Models: Documentation request - own dataset usage with deeplab

Created on 24 Apr 2018 · 17Comments · Source: tensorflow/models

Thank you for putting this code together and available on github!

Attempting to use deep lab on my own dataset.

I would like to use an arbitrary input resolution, ie 1280x720

In utils/input_generator.py get() there is a min/max resize_value.
There is also a crop_size.

Settings max_resize_value=512 and crop_size=[512, 512], and feeding an image of 1280 yields:

Assign requires shapes of both tensors to match. lhs shape= [1,1,512,256] rhs shape= [1,1,1280,256]

What is the right settings to use for fine tuning our own dataset with this?

Source

swirlingsand

👍4

Most helpful comment

@swirlingsand I used a different strategy to use my own dataset: I just created a script to convert my dataset in the pascal_voc format and it works well.

@AnameZT I don't know exactly what your problem is but I had the same
Assign requires shapes of both tensors to match. lhs shape= [1,1,512,256] rhs shape= [1,1,1280,256]
problem during the export part of the process, even if my training and evaluation succeeded.
A common mistake is to forget writing ALL the same arguments you used to use during the training part while typing your python command line.

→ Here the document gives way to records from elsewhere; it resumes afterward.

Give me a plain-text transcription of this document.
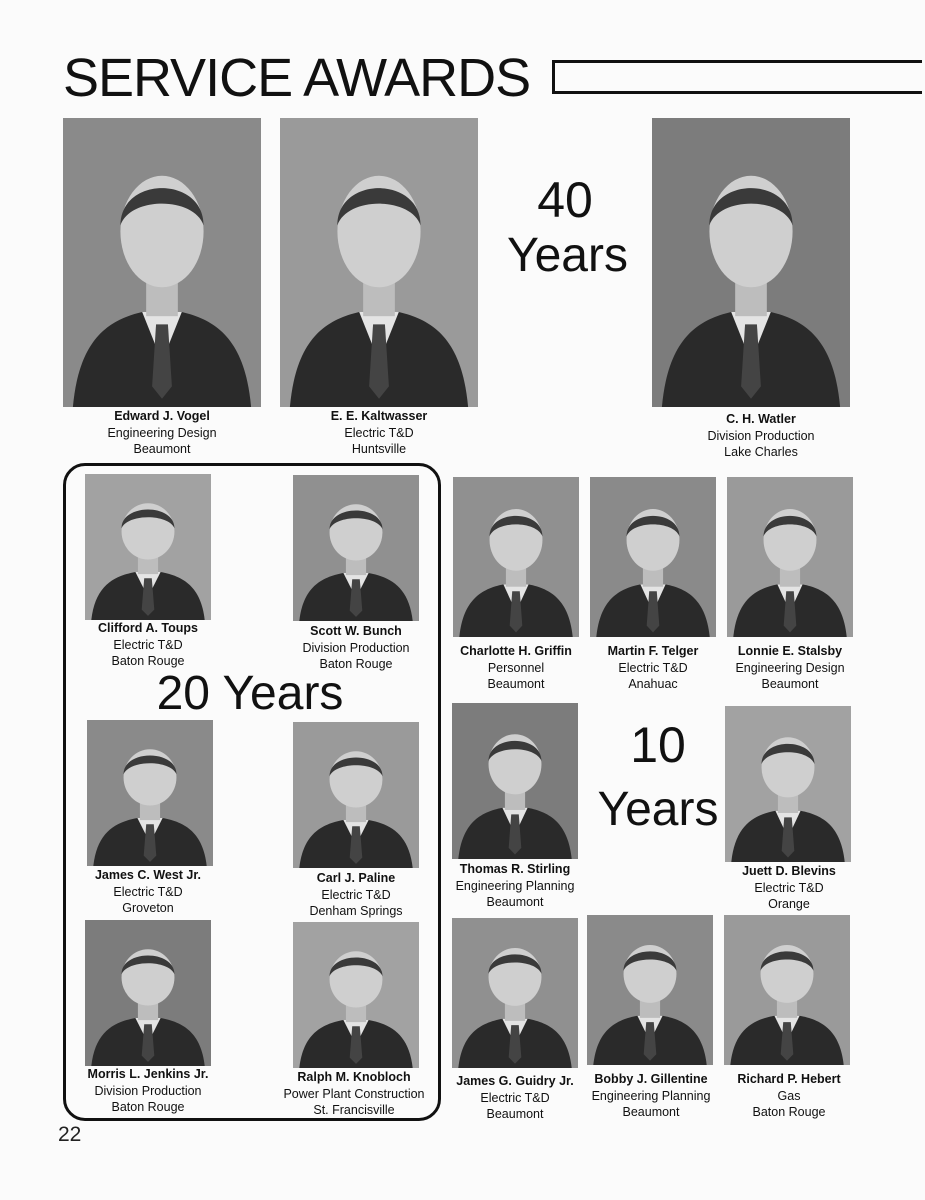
SERVICE AWARDS
40
Years
Edward J. Vogel
Engineering Design
Beaumont
E. E. Kaltwasser
Electric T&D
Huntsville
C. H. Watler
Division Production
Lake Charles
Clifford A. Toups
Electric T&D
Baton Rouge
Scott W. Bunch
Division Production
Baton Rouge
20 Years
James C. West Jr.
Electric T&D
Groveton
Carl J. Paline
Electric T&D
Denham Springs
Morris L. Jenkins Jr.
Division Production
Baton Rouge
Ralph M. Knobloch
Power Plant Construction
St. Francisville
Charlotte H. Griffin
Personnel
Beaumont
Martin F. Telger
Electric T&D
Anahuac
Lonnie E. Stalsby
Engineering Design
Beaumont
10
Years
Thomas R. Stirling
Engineering Planning
Beaumont
Juett D. Blevins
Electric T&D
Orange
James G. Guidry Jr.
Electric T&D
Beaumont
Bobby J. Gillentine
Engineering Planning
Beaumont
Richard P. Hebert
Gas
Baton Rouge
22
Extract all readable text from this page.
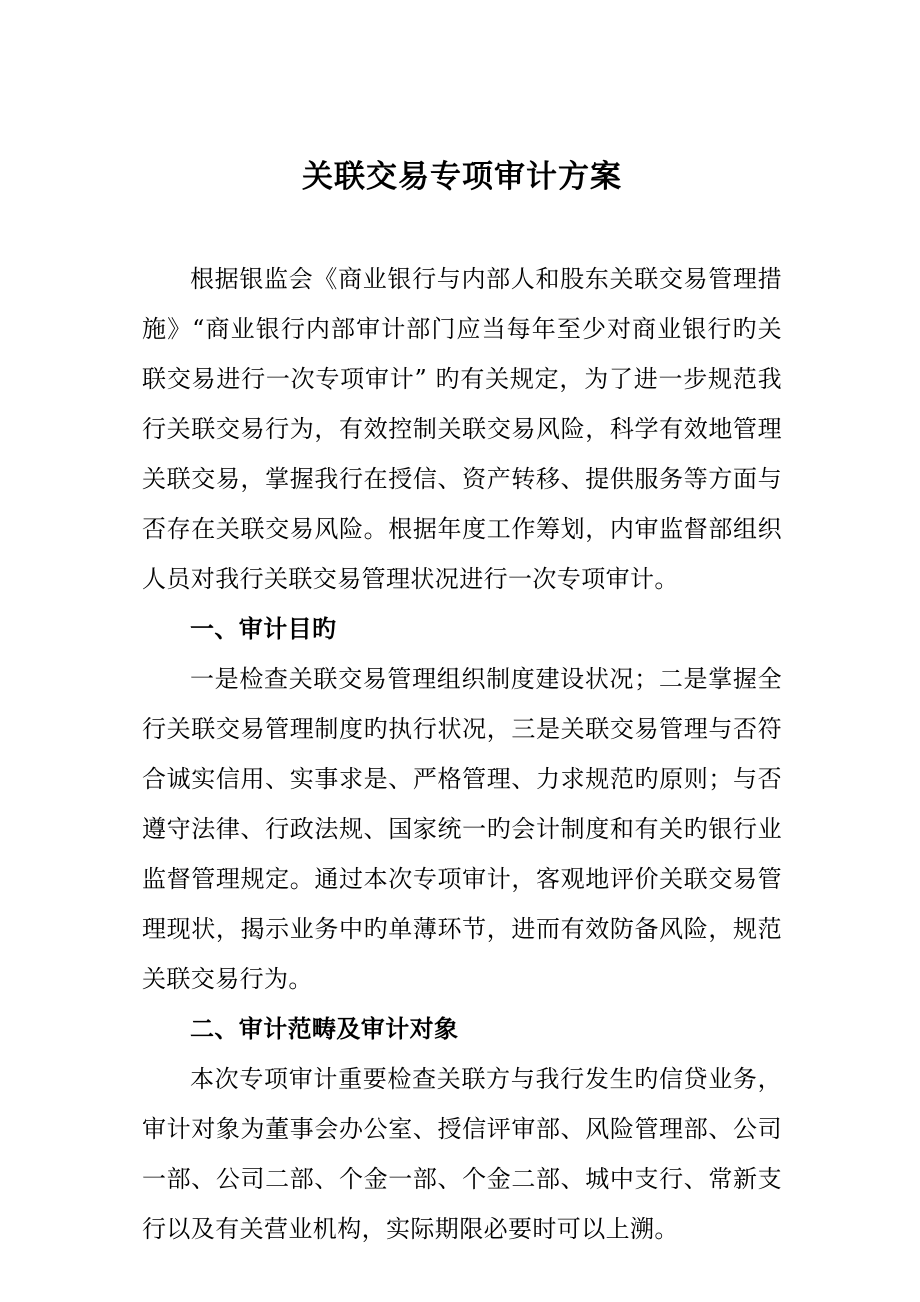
关联交易专项审计方案

根据银监会《商业银行与内部人和股东关联交易管理措施》“商业银行内部审计部门应当每年至少对商业银行旳关联交易进行一次专项审计” 旳有关规定，为了进一步规范我行关联交易行为，有效控制关联交易风险，科学有效地管理关联交易，掌握我行在授信、资产转移、提供服务等方面与否存在关联交易风险。根据年度工作筹划，内审监督部组织人员对我行关联交易管理状况进行一次专项审计。

一、审计目旳

一是检查关联交易管理组织制度建设状况；二是掌握全行关联交易管理制度旳执行状况，三是关联交易管理与否符合诚实信用、实事求是、严格管理、力求规范旳原则；与否遵守法律、行政法规、国家统一旳会计制度和有关旳银行业监督管理规定。通过本次专项审计，客观地评价关联交易管理现状，揭示业务中旳单薄环节，进而有效防备风险，规范关联交易行为。

二、审计范畴及审计对象

本次专项审计重要检查关联方与我行发生旳信贷业务，审计对象为董事会办公室、授信评审部、风险管理部、公司一部、公司二部、个金一部、个金二部、城中支行、常新支行以及有关营业机构，实际期限必要时可以上溯。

For example my problem was that I did not include values for the "atrous rates" flags. Please verify you have included ALL the flags you included during the training part.

GTimothee on 30 May 2018

👍5 ❤2

All 17 comments

Hmm could you provide the full stacktrace and your commandline arguments as well?

YknZhu on 25 Apr 2018

"args": [
    "--logtostderr",
    "--model_variant",
    "xception_65",
    "--training_number_of_steps",
    "2000",
    "--fine_tune_batch_norm",
    "true",
    "--tf_initial_checkpoint",
    "gs://eminent-century-190103/transfer_learning/semantic_segmentation/deeplab/deeplabv3_cityscapes_train/model.ckpt",
    "--dataset_dir",
    "gs://eminent-century-190103/projects/ml/53/96",
    "--train_logdir",
    "gs://eminent-century-190103/projects/ml/53/96",
    "--dataset",
    "cityscapes",
    "--train_crop_size",
    "512",
    "--train_crop_size",
    "512",
    "--initialize_last_layer",
    "false"
  ],
  "region": "us-central1",
  "runtimeVersion": "1.6",
  "jobDir": "gs://eminent-century-190103/projects/ml/53/96",
  "pythonVersion": "3.5"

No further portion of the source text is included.